Olivia Engel: Yes, I think the technology sector is really polarizing the market right now. Because on one hand, you have some very strong new economy growth companies that are trading at enormous multiples. You probably know, if I say, there is a company out there trading on 250 times trailing earnings. If we look at the FAANG stocks, there is an enormous amount of positive expectation built into the prices.

The thing is, there are real earning behind that, not justifying the prices they have, but there are some real earnings. There's a secular growth theme there that the technology sector is exposed to that we really want to get. So, if you look beyond the FAANGs to some of the names that are much more in the components, in the hardware, some of them are little bit more boring actually. You can actually find some very reasonably-priced companies, that have real cash flow and consistent earnings growth in their profile. So, that's certainly a place we like.
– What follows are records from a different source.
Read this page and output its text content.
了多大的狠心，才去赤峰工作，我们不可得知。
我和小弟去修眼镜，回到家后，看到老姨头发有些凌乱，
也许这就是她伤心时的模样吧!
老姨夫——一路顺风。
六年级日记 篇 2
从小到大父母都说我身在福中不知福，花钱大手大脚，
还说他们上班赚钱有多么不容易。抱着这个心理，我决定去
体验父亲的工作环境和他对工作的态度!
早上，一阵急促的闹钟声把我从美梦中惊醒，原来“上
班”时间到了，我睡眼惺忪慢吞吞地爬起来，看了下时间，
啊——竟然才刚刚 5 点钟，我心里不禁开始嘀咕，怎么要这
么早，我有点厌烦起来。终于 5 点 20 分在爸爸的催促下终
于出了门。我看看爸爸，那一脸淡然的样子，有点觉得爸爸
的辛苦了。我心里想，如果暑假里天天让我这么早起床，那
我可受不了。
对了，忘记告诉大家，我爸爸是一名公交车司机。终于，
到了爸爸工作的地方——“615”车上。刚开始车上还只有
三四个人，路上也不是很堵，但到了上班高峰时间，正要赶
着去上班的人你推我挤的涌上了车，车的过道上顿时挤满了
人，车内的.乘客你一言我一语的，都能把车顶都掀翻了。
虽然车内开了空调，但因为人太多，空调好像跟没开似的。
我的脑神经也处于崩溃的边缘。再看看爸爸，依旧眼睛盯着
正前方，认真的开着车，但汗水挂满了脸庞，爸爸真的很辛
We've been out of the energy sector for probably best part of two years and we're just starting to get back into it. So, there's been a good cash flow generation in many companies, and both in the Australian and in the global equity portfolios with broad energy exposure in there. The other benefit of having energy exposure is that there is an inflation-oriented protection that that exposure has, and it balances very well with some other cyclical and defensive exposures we have in the portfolio.

Especially, in the Australian equity portfolio, we've started to build up a position again in miners and materials. So, again, this is similar to the theme as to why energy sector has become attractive, but it's along the defensive nature of that asset class in the event that we get some inflationary pressure and it's very good at balancing off for some other exposures in the portfolio.

The relative risks of the mining sector have really dropped over the last 12 to 18 months and so that's another reason why we think they are a good place in the portfolio.